China cuts while the world hikes rates:

“It’s the opposite of what’s happening everywhere else in the world where countries are ratcheting up their rates,”. “China has the opposite problems that we have in the United States and Europe,” adding that Chinese consumers are afraid to spend for fear of being sent into quarantine with no income.

Botham said the latest rate cuts were unlikely to make much difference to economic growth for two reasons. “One is that they will only immediately impact bank funding costs, with no requirement to pass them through to the real economy. The second, and more important, is that loan demand has fallen off a cliff. I suspect the PBoC [People’s Bank of China] felt like it had to do something, even though it knows whatever it does will have minimal impact,” he added.

Classic Demand Problem:

Pressure is already building on China’s leaders after a state-backed newspaper called this week in a front-page report for new pro-growth policies. Citing Wen Bin, chief economist at China Minsheng Bank, said Beijing should use more stimulus to boost demand.
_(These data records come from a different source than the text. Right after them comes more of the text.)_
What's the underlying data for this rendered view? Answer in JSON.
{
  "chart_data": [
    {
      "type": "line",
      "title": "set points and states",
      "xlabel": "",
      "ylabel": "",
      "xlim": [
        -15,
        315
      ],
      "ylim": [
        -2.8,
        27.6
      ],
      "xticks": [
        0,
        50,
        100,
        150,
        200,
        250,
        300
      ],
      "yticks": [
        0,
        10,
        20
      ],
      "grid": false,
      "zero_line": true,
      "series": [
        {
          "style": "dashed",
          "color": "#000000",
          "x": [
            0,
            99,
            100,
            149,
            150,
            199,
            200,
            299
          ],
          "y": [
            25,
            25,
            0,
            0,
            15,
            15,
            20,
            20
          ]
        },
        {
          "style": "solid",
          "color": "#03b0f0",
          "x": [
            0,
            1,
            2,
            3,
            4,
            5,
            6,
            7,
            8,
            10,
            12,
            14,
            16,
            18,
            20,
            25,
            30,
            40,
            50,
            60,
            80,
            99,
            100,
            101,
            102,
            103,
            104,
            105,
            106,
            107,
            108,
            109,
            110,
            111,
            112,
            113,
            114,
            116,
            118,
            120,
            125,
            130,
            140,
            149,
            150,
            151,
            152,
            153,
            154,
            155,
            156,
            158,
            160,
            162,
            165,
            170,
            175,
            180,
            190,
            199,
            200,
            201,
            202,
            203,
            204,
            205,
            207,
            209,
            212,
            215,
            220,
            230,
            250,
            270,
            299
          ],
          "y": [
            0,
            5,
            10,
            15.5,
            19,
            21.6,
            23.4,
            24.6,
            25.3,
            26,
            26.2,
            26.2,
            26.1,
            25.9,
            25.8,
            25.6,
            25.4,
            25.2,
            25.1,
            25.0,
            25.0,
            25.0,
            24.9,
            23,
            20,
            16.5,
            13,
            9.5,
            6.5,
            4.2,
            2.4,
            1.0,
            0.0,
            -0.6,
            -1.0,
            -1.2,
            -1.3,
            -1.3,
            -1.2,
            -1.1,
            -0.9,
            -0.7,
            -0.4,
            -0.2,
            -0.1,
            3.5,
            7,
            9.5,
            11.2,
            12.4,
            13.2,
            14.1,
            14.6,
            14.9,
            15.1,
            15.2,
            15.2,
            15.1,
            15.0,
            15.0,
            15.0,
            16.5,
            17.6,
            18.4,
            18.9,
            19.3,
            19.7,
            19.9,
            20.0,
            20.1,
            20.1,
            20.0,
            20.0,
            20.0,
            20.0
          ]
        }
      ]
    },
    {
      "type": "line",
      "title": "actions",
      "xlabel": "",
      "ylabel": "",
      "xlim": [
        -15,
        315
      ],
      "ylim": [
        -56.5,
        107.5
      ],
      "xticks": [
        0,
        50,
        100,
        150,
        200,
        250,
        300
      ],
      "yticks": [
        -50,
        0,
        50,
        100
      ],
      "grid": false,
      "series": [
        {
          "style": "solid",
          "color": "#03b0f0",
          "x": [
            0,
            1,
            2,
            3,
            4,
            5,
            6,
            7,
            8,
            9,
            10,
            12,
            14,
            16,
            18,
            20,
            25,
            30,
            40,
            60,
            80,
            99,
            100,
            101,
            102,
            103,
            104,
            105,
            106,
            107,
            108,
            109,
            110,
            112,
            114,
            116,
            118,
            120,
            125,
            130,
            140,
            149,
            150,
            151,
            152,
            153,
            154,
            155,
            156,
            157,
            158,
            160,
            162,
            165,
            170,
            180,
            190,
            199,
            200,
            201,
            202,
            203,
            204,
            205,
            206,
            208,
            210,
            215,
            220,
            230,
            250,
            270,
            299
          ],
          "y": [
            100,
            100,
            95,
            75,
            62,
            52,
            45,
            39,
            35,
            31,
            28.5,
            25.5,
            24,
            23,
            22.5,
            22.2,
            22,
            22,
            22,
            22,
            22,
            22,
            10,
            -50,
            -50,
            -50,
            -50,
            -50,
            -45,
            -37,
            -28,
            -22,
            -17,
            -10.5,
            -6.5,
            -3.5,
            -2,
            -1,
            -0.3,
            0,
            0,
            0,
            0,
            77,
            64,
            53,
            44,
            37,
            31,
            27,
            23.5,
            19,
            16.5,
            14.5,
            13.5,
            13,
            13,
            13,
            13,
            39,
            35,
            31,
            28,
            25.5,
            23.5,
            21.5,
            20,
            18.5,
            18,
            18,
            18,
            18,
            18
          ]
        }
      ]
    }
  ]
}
The paper also called for more industrial policies and measures for the real-estate market which it said would drive a recovery in production and consumption.

Resistance to a fresh stimulus could ease in the next few months as President Xi Jinping seeks re-election as Chinese leader by the 20th National Congress of the Chinese Communist Party. The summit, which is due in November is likely to approve Xi’s third term.

Unlike 2008, when China’s 4 trillion yuan ($586 billion, €579 billion) monetary stimulus helped to stabilize the global economy, the impact of any future expansionary policies by Beijing is likely to be limited for the West. But he said they could help to ease the cost-of-living crisis that was hurting growth in the West.